Thanks to all of you for your candid comments. I think one thing that is common in the responses, is that whether you're a cyclist or pedestrian, something more really needs to be done to make Singapore safer for all.

Just an aside - I have a bell attached to my baby's pram... it was just a little fun for a while and we don't actually ring it that often anymore, but the idea was that anytime a cyclist rang their bell at us to move out of the way on the footpath, we would ring our bell back and create the expectation that it was them that would need to move. :D

Here's to safe walking and riding - Cheers!!!

Brown Sugar said...

Maybe they will understand the regulation better if it was stuck to the end of a cricket bat, traveling at 60kmh, in the general direction of their faces.

firereaver said...

I am a cyclist and yes I am sensitive enough to know that pedestrians don't really like to have cyclists using the same walkway.
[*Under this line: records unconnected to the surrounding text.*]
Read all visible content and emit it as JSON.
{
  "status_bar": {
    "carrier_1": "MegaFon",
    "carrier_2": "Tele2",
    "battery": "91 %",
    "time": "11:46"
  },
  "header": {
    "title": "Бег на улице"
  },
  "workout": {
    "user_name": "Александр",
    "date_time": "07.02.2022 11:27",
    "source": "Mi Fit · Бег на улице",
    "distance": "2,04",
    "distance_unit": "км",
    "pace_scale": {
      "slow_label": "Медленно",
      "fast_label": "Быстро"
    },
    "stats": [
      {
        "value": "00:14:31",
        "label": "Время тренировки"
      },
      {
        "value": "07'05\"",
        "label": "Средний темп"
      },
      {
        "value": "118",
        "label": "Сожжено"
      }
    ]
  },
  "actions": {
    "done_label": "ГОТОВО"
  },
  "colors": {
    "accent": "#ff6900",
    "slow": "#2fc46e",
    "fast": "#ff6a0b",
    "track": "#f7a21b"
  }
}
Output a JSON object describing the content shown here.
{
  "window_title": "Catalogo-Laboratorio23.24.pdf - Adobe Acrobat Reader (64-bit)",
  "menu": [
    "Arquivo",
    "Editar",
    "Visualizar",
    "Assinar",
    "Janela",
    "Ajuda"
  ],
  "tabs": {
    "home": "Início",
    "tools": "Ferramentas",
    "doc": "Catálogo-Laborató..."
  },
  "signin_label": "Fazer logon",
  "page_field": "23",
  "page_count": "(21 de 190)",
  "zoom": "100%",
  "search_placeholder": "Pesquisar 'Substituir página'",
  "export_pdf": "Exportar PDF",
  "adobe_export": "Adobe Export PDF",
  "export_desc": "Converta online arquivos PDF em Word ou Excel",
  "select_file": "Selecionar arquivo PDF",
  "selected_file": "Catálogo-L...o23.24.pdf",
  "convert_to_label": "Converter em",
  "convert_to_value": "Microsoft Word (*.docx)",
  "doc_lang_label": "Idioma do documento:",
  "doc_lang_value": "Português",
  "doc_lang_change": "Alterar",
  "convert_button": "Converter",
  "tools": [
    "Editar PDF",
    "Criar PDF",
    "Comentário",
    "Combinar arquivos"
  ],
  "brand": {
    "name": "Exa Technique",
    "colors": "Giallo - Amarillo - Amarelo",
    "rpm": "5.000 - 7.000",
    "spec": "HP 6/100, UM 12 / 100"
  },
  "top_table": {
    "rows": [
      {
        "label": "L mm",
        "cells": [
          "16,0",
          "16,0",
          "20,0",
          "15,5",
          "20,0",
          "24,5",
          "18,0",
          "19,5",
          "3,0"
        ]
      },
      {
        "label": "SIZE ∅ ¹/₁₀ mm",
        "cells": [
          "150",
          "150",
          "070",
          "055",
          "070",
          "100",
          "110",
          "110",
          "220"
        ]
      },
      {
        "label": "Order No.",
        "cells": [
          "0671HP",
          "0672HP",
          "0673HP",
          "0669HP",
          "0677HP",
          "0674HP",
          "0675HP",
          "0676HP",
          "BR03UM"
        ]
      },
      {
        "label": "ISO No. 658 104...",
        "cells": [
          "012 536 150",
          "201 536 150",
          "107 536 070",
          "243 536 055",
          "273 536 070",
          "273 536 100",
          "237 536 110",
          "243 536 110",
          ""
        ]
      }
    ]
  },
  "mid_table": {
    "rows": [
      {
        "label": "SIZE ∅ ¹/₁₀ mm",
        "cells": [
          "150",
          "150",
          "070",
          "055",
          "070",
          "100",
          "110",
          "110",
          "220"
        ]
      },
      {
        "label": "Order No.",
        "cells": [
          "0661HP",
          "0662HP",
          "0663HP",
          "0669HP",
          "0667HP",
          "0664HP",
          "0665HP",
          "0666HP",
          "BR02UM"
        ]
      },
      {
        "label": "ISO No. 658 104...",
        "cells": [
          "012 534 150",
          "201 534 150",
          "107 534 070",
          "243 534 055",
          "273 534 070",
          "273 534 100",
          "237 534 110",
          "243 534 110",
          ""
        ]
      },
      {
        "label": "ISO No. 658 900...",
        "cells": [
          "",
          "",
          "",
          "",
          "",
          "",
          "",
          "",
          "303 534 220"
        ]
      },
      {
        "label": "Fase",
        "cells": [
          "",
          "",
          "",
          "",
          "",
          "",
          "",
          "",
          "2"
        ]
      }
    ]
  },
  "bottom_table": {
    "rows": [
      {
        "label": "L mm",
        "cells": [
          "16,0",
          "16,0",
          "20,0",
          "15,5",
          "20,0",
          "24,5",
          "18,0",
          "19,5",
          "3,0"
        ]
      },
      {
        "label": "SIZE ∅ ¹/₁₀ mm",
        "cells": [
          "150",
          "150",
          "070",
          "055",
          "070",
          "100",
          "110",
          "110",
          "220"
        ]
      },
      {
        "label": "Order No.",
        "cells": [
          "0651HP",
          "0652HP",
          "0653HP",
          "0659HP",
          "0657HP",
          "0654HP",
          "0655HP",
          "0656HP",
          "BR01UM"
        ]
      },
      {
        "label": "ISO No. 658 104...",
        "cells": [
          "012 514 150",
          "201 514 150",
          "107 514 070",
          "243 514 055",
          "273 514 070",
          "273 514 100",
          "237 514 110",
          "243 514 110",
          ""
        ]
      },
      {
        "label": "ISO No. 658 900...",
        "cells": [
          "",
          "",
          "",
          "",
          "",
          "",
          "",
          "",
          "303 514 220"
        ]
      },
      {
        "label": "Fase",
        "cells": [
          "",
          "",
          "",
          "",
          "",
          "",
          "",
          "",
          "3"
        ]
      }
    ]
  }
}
It's a hypocrisy in their part. I'm sure they as cyclists would also cycle on the same walkway as well.

I usually don't ring the bell (as it can be quite rude) but I think pedestrians themselves also need to realise that cycling paths are meant for cyclists. Many times when I cycle and wanted to keep to the proper path, I had to cycle on the footpath instead because a WALKER just had to walk at the cycling area.

It's frustrating!

Anonymous said...

Aussie Pete has come a long way in arrogance, in saying that he has bells in his baby's pram to taunt cyclists that walkways, pavements, pedestrians, etc.... should be for him and his babies exclusive use.

Wonder whether his babies give way to fast walkers or joggers...

Is Aussie Pete ingraining a road hog culture to his babies?